Peut-on aller au-delà de l’aide avec l’Afrique ? Découvrez-le dans le podcast ‘L’Europe sort le grand jeu’

L’union entre l’Afrique et l’Europe : Un partenariat ambitieux en pleine évolution

Introduction

L’Afrique et l’Europe sont unies dans leur ambition, égales dans leur partenariat”, a déclaré Ursula von der Leyen, présidente de la Commission européenne, lors du sommet entre l’Union africaine (UA) et l’Union européenne (UE) à Luanda en novembre 2025. Cet événement a célébré les 25 ans de collaboration entre les deux continents tout en rappelant l’engagement d’Europe à investir dans le développement africain.

La stratégie Global Gateway

En fin 2021, la Commission européenne a lancé la stratégie Global Gateway, visant à établir un partenariat plus équilibré avec l’Afrique. Environ 300 milliards d’euros d’investissements ont été promis, dont 150 milliards spécifiquement pour le continent africain. Ces fonds sont destinés aux infrastructures, à la numérisation et à l’énergie, marquant une nouvelle approche axée sur des projets concrets plutôt que sur l’assistance traditionnelle.

Un cadre concurrentiel

Cette initiative européenne se présente comme une réponse aux routes de la soie chinoises, qui, bien que bénéfiques à certains égards, ont également engendré une dépendance à la dette pour plusieurs pays africains. L’UE souhaite en effet sécuriser son approvisionnement en matériaux critiques, riches sur le sol africain, tout en rivalisant avec les influences chinoises de plus en plus contestées.

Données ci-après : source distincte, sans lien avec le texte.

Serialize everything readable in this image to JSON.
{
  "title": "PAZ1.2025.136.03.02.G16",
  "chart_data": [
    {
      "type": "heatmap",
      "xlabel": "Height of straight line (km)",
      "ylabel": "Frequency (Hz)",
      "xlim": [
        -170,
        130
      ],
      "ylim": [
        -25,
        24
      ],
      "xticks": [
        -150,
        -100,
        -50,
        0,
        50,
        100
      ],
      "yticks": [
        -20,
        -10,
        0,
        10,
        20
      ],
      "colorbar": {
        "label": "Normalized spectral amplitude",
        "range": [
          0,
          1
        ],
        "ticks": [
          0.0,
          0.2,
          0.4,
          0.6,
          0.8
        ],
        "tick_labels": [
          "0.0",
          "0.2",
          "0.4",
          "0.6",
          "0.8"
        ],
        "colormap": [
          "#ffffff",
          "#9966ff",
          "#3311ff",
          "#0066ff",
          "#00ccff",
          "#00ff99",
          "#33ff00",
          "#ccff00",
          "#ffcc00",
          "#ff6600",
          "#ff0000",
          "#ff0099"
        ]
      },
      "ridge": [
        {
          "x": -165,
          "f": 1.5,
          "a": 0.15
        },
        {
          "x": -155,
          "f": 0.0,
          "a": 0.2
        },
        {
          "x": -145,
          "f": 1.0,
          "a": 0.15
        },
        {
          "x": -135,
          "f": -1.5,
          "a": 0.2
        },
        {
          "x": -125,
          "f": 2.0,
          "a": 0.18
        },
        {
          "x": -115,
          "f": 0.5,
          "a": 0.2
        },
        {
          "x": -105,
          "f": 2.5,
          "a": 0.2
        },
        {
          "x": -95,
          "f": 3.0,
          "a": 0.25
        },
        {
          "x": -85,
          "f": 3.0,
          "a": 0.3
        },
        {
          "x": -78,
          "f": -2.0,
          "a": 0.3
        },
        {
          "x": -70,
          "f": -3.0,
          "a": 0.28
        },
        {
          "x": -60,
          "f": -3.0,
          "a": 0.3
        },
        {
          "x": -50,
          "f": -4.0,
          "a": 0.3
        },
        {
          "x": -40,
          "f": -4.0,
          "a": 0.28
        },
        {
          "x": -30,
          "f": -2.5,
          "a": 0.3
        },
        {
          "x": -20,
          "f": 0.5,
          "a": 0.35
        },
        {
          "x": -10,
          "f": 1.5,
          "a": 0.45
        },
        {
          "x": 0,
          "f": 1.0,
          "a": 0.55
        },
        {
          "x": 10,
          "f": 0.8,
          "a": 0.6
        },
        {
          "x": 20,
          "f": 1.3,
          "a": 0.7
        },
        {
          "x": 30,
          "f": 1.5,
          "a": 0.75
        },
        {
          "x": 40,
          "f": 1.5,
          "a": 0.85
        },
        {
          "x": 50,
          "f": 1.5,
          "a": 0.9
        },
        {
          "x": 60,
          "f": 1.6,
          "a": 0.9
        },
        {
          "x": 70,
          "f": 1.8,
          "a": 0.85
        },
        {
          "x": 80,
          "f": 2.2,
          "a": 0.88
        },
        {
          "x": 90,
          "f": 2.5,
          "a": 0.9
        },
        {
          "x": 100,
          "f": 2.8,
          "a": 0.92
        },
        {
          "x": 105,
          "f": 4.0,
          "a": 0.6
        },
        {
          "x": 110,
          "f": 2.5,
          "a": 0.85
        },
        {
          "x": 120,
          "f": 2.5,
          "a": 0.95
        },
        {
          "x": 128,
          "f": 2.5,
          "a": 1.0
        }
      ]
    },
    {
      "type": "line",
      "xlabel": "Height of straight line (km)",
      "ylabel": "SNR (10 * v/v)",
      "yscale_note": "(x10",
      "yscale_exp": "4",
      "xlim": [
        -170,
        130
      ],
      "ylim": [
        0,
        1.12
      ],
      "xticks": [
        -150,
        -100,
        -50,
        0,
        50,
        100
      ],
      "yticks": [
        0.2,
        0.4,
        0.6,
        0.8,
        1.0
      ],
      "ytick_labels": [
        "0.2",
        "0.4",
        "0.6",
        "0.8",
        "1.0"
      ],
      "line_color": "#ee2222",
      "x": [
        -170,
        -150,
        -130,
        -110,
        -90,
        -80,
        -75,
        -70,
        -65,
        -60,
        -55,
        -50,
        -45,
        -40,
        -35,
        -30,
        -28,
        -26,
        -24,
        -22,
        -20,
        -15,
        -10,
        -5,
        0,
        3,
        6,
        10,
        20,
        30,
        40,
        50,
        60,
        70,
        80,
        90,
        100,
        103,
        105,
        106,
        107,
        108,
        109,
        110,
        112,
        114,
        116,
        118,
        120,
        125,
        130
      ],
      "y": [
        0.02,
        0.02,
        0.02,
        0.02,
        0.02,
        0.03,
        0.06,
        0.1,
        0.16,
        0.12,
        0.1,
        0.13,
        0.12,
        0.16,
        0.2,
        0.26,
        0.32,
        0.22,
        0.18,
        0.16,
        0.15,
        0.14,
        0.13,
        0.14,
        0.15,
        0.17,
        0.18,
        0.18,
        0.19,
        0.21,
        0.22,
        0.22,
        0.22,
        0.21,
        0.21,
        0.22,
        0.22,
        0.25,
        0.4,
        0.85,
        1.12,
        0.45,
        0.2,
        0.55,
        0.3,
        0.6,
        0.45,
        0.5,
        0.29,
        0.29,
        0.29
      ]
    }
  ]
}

Vers un partenariat égalitaire

L’objectif de cette stratégie paraît noble : transformer la nature des partenariats en rendant les relations plus égalitaires. Cependant, le changement de paradigme soulève des interrogations. Existe-t-il une véritable volonté de construire une coopération équilibrée ? L’Europe peut-elle dépasser son rôle historique d’aide publique au développement (APD) pour embrasser une coopération plus dynamique et respectueuse ?

Les enjeux de la démocratie et des droits humains

Malgré les discours sur un partenariat équitable, on observe une tendance inquiétante. La promotion des valeurs telles que la démocratie et les droits humains, qui étaient au cœur de l’APD, semble reléguée au second plan dans la nouvelle stratégie. Alors que certains pays africains aspirent à des standards élevés en termes de gouvernance, cette mise de côté des principes démocratiques pourrait limiter l’impact réel des investissements et transformer le partenariat en un processus plus prédateur.

La réduction des financements

Un autre point préoccupant est la prévision par la Commission européenne d’une baisse de 35% de l’APD sur la période 2025-2027. Cette réduction, partagée par plusieurs pays européens, dont la France, pourrait fragiliser davantage les initiatives de développement en Afrique. Cet abaissement de l’aide soulève des questions quant à l’avenir de la coopération entre les deux continents et à la prise en compte des besoins spécifiques des pays africains.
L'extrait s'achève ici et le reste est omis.